40年もSEをやって来て今更言うのも憚られるのだが、自らの反省を込めて、金融機関に勤める若いSE達に敢えて「逆説の応援歌」を送りたい。

「SEって一体何だろう?」。

ここで言うSEとはソフトハウスやコンピューター・メーカー、或いは、SIベンダーなどのSEではなく、企業(金融機関に限定)内のシステム部門に所属するSEのことである。

SEの仕事は、言う迄もなく、会社の業務に必要なシステムを構築し、安全に且つ安定的に稼動させることなのだが、僕の提起は、企業内SEの専門性とは何か?プロと言える分野は何か?ということだ。そもそも、そう言える何かがあるのか?ということだ。

何故そんな疑問を口にするかと言えば、企業内SEの宿命として、勿論、コンピューター・システムの専門性を身に付けていることは当然として、もう一つ、システムを作るために、会社の業務や商品に精通しなければならない。

だが、業務や商品分野の専門家、乃至、オーソリティーは、残念ながらSEではない。会社には夫々の業務部門があり商品部門があって、彼等が専門家なのだ。

何年SEやっても、そういう専門家達には決して勝てない。何故なら、業務内容や商品内容でSEが精通しているのは、システムに関わる部分だけだから、それ以外の知識は基本的に知らないか疎い(SEは商品の適正な値決めも出来ない)。

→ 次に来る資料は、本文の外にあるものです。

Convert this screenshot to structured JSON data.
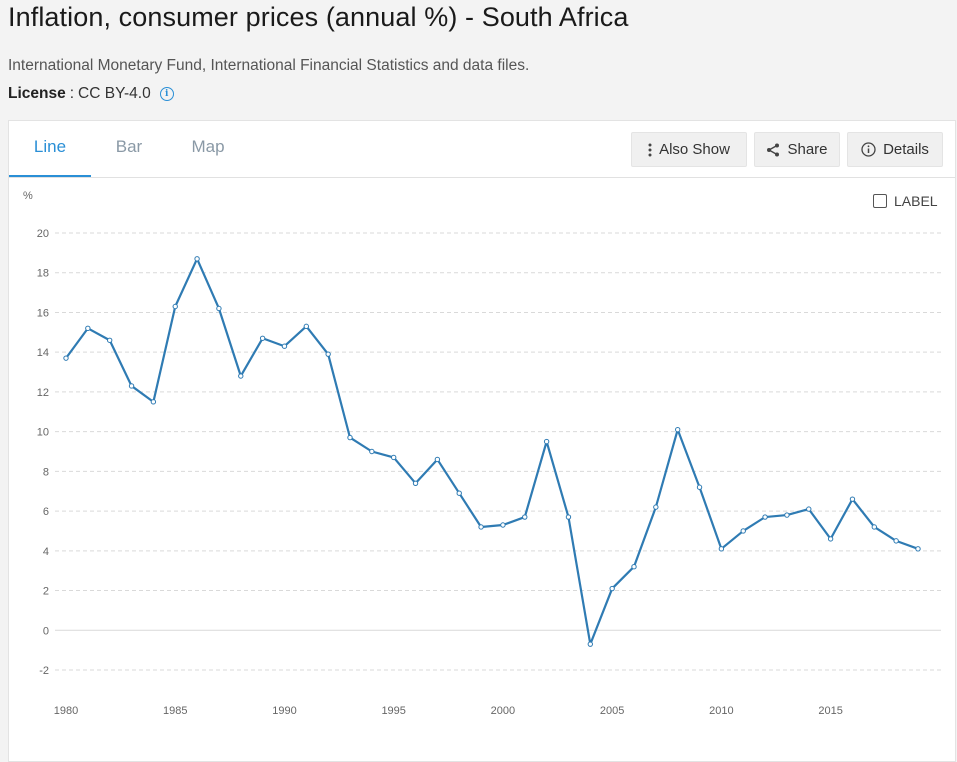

では、日進月歩のコンピューターの様々な技術や知識、最先端を行くプログラミング技法などコンピューター技術の面で、メーカーやSI事業者達にも引けを取らない専門性を持っているか。これも普通はノーだろう。

様々な企業や業種、新進気鋭の事業会社などの、多様なシステム構築の経験と先端技術に触れる機会の多さでは、企業内SEは圧倒的に不利だからである。

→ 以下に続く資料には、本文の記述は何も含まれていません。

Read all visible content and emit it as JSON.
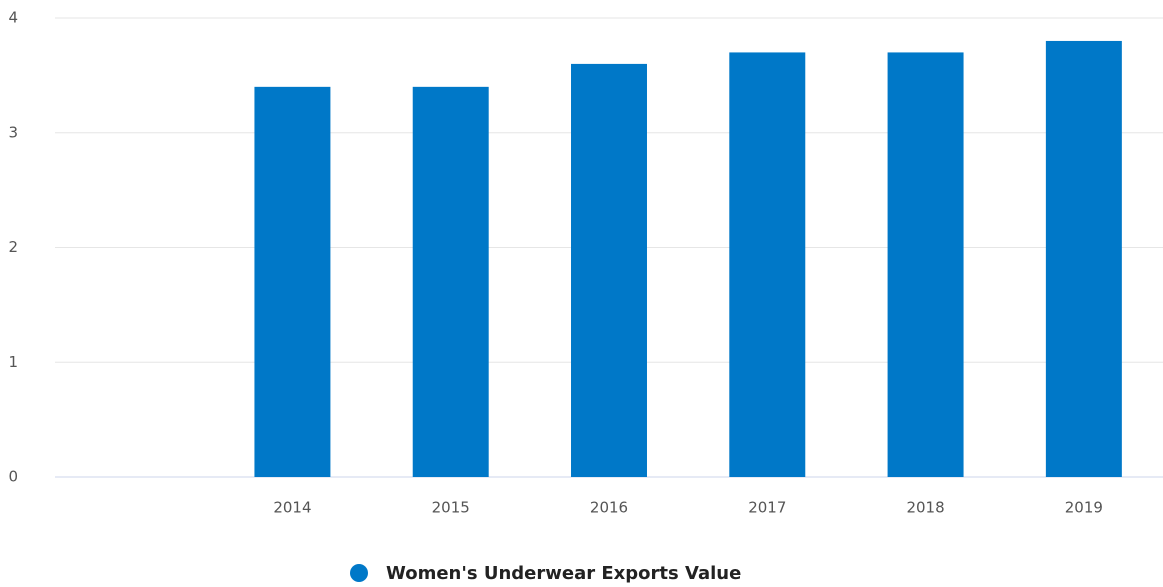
{
  "chart_data": {
    "type": "bar",
    "categories": [
      null,
      "2014",
      "2015",
      "2016",
      "2017",
      "2018",
      "2019"
    ],
    "series": [
      {
        "name": "Women's Underwear Exports Value",
        "color": "#0078c8",
        "values": [
          null,
          3.4,
          3.4,
          3.6,
          3.7,
          3.7,
          3.8
        ]
      }
    ],
    "ylim": [
      0,
      4
    ],
    "yticks": [
      0,
      1,
      2,
      3,
      4
    ],
    "grid": true,
    "legend": "bottom"
  }
}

企業内のSEは、業務も細部まで良く知り、コンピューターについてもプロであることを求められているのに、実際にはそんなSEは何処にもいない。どちらも本当の専門家から見れば中途半端もいいところ、などと言ったら、お叱りを受けるだろうか?

しかし、だ。どの企業もこの中途半端なSE達を、会社にとって必要不可欠な人々と考え、増やしこそすれ削減対象にするところは少ない。何故か?

第1の理由は、業務や商品の専門家達が、社外のプロSE集団に直接システム構築を頼むのは、システム知識がない自分達ではとても不可能と思っており、その中間にどうしても通訳がいて欲しいと考えているからだ。

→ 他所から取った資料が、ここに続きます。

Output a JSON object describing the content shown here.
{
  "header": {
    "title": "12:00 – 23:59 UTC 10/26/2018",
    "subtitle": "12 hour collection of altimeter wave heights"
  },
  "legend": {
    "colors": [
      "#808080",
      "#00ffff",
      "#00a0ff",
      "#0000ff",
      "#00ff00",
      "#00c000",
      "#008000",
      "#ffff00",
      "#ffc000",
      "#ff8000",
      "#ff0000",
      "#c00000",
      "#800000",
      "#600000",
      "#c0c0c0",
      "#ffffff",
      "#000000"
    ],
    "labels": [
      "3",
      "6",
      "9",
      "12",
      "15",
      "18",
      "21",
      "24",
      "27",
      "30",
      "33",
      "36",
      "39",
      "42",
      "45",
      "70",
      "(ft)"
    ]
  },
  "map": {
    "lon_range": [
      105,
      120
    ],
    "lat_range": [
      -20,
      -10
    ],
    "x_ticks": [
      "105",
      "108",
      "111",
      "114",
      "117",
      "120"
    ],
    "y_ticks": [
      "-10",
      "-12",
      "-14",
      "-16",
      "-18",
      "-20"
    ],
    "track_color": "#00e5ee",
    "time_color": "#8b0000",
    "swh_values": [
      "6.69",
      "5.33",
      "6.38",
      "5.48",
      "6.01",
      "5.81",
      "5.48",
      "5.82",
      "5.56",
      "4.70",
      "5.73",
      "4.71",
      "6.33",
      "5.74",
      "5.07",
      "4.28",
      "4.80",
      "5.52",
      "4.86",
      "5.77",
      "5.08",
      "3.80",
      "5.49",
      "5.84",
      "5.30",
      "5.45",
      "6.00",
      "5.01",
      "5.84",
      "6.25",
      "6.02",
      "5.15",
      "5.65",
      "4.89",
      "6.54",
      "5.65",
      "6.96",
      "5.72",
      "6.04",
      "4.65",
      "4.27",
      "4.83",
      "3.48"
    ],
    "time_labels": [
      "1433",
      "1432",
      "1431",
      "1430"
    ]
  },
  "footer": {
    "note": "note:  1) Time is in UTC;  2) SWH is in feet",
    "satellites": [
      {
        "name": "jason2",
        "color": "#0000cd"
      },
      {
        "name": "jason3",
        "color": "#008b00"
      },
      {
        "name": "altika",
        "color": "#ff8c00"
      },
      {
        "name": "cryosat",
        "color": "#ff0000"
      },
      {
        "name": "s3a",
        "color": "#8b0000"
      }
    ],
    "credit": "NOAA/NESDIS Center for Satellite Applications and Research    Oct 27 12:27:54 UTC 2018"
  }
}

第2は、業務や商品の専門家達は逆に専門化・細分化が進み縦割り思考になっているので、実際に会社全体を円滑に動かすには、関係する全ての機能が整合性を保っていなくてはならず、横串を通す役割が必要だ。その役割を現在は、整合性を欠いたままではシステムを作れないので、必要上からシステム部門が負っている。だからSEを不可欠な存在と信じてくれているのだ。

このことは、現時点、企業内SEの存在意義は確実に認められていることは示しているのだが、僕が心配するのは、定年退職まで長い長い時間、どれほど真面目にこの仕事をしても、業務のプロにもなれず、また、社外に通用するようなシステムのプロにもなれずに一生を終わることなのだ。

尤も、プロフェッショナルを目指そうという志を持たないSEには(それでSEと言えるかどうかは別として)、上記存在理由があれば充分なのかも知れないが・・・。